Paramount Global shareholders like Gabelli typically compare the offer to the standalone company's prospects — hence his comments about not seeing a sale at all.
But by firing Bakish, Redstone and the Paramount Global board are now throwing the status quo into disarray. The company will not have a clear leader or strategy going forward. Redstone may be trying to force common stockholders to opt for a sale by effectively destabilizing the company without there being a sale.
Exclusivity talks with Skydance are set to end on May 3. CNBC reported last week that Skydance was moving toward evaluation terms but wanted a two-week extension on exclusivity, which the special committee has not yet granted.
“National Amusements has specifically asked the Paramount board to form a special committee to exercise its subordinate judgment when considering a potential deal with Skydance,” a National Amusements spokesperson said in a statement provided to CNBC. “National Amusements has no role on the committee, and we respect the committee’s process and final decision on whether the Skydance deal represents an attractive deal for Paramount and whether they want to continue moving forward.”
With a majority minority vote, Skydance plans to improve its offering to make it more attractive to common shareholders, Bloomberg reported. It's unclear whether the company will be able to change the terms radically enough to persuade ordinary investors to change their minds.
A joint bid by private equity firm Apollo Global and Sony could serve as a white knight if investors don't want Skydance and have no viable option not to sell. The New York Times reported earlier this month that the two sides had held preliminary talks about reaching an agreement.
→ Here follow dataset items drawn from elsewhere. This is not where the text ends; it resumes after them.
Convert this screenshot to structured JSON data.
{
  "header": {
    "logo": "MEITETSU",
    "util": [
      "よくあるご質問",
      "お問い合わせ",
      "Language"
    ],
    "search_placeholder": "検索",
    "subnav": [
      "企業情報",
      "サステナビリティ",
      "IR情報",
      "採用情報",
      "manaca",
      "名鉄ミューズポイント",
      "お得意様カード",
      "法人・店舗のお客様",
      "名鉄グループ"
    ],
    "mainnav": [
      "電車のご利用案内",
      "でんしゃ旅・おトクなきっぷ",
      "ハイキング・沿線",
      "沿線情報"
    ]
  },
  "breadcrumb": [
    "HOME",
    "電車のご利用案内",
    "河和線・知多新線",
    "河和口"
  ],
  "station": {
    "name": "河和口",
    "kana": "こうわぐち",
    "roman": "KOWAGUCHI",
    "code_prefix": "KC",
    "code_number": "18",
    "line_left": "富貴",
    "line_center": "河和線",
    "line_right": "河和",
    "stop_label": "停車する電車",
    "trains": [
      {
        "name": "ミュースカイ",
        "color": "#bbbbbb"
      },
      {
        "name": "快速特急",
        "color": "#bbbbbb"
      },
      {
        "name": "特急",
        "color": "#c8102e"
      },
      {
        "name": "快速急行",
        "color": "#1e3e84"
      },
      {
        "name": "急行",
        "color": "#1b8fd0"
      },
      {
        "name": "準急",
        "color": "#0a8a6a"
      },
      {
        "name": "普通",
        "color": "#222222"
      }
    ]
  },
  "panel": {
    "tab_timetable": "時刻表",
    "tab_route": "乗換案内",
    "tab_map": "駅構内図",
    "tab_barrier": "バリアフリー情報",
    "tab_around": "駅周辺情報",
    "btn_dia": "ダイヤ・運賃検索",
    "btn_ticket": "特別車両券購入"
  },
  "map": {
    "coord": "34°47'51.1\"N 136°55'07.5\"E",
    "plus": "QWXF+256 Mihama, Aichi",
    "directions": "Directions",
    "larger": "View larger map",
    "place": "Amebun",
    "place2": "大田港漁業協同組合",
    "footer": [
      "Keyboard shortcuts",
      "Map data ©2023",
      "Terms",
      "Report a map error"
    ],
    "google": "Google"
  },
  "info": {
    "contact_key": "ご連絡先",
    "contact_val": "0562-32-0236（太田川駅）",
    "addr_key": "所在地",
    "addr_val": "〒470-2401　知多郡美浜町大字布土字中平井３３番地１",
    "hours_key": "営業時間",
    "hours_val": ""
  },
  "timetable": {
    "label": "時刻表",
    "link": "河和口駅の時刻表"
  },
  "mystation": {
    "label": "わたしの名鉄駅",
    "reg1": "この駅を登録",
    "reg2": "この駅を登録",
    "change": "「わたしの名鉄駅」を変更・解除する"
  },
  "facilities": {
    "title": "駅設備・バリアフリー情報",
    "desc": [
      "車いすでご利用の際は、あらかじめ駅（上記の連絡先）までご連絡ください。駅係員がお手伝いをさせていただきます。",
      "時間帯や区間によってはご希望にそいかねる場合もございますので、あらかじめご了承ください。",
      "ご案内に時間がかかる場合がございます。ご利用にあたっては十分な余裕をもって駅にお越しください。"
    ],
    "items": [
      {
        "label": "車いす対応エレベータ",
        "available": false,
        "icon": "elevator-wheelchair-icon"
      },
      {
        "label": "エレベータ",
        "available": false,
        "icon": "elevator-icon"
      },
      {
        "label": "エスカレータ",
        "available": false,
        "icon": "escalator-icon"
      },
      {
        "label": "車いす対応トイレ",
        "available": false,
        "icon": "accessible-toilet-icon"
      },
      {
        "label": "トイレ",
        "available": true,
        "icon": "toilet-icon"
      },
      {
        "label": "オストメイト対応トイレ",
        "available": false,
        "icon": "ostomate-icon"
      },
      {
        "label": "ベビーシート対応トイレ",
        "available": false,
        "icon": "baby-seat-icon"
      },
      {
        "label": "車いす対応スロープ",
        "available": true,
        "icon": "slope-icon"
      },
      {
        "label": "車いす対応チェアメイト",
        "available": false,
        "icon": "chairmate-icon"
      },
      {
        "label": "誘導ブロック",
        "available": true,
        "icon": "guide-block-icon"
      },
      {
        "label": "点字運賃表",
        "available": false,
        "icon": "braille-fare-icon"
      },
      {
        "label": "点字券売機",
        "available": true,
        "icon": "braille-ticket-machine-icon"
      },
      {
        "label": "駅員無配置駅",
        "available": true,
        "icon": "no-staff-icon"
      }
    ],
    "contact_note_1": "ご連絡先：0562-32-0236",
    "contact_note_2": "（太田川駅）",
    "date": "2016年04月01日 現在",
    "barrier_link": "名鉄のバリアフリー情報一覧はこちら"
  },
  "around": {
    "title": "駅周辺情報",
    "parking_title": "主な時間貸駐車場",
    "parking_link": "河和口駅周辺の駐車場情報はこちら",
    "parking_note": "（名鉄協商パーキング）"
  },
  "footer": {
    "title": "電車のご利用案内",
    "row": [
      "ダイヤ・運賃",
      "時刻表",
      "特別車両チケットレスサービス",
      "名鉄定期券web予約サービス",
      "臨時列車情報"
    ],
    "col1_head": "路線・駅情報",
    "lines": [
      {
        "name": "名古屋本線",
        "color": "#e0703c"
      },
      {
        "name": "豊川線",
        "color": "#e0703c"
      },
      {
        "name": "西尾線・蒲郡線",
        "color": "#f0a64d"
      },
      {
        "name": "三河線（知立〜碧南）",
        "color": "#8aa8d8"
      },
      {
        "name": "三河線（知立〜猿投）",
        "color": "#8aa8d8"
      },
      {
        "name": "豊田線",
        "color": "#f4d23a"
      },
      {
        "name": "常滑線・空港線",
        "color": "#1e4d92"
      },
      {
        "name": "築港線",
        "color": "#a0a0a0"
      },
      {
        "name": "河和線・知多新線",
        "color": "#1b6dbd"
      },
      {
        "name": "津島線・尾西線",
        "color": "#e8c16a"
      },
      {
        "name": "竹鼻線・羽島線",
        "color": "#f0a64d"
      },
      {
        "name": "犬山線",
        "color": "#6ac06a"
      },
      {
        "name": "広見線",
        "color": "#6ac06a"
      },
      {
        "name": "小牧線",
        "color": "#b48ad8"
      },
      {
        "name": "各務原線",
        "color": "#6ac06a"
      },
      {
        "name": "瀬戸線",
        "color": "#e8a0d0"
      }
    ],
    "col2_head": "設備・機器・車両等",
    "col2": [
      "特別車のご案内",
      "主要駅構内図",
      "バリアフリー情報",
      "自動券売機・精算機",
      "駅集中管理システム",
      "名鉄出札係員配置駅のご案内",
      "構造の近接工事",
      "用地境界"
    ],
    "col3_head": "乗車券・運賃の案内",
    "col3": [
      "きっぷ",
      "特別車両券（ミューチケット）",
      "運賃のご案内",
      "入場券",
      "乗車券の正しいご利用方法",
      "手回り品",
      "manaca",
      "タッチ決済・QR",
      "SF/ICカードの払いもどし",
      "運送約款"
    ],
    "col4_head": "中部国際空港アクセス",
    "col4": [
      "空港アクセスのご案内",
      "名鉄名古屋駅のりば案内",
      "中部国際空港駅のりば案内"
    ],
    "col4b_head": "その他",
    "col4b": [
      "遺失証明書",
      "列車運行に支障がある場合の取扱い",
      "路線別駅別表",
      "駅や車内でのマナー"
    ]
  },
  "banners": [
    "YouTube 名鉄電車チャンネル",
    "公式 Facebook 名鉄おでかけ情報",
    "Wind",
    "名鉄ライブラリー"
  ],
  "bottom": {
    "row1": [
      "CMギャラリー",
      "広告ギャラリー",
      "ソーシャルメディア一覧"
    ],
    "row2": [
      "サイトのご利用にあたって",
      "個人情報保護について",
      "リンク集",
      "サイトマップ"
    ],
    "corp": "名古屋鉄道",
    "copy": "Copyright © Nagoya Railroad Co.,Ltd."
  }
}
Shareholders will wait to see if the parties submit a formal offer that includes details about who is financing the takeover. Regulators could view the Apollo and Sony acquisitions as riskier if the financing is provided by foreign entities. Sony is also a non-U.S.-based company, which could theoretically raise concerns for the Committee on Foreign Investment in the United States, which would likely review the deal.
Meanwhile, Paramount has concluded an important renewal deal with US cable company Charter Communications in the coming days. Bakish was deep in negotiations with the charter. It is unclear how his dismissal will affect those negotiations, which will play a large role in the company's valuation moving forward.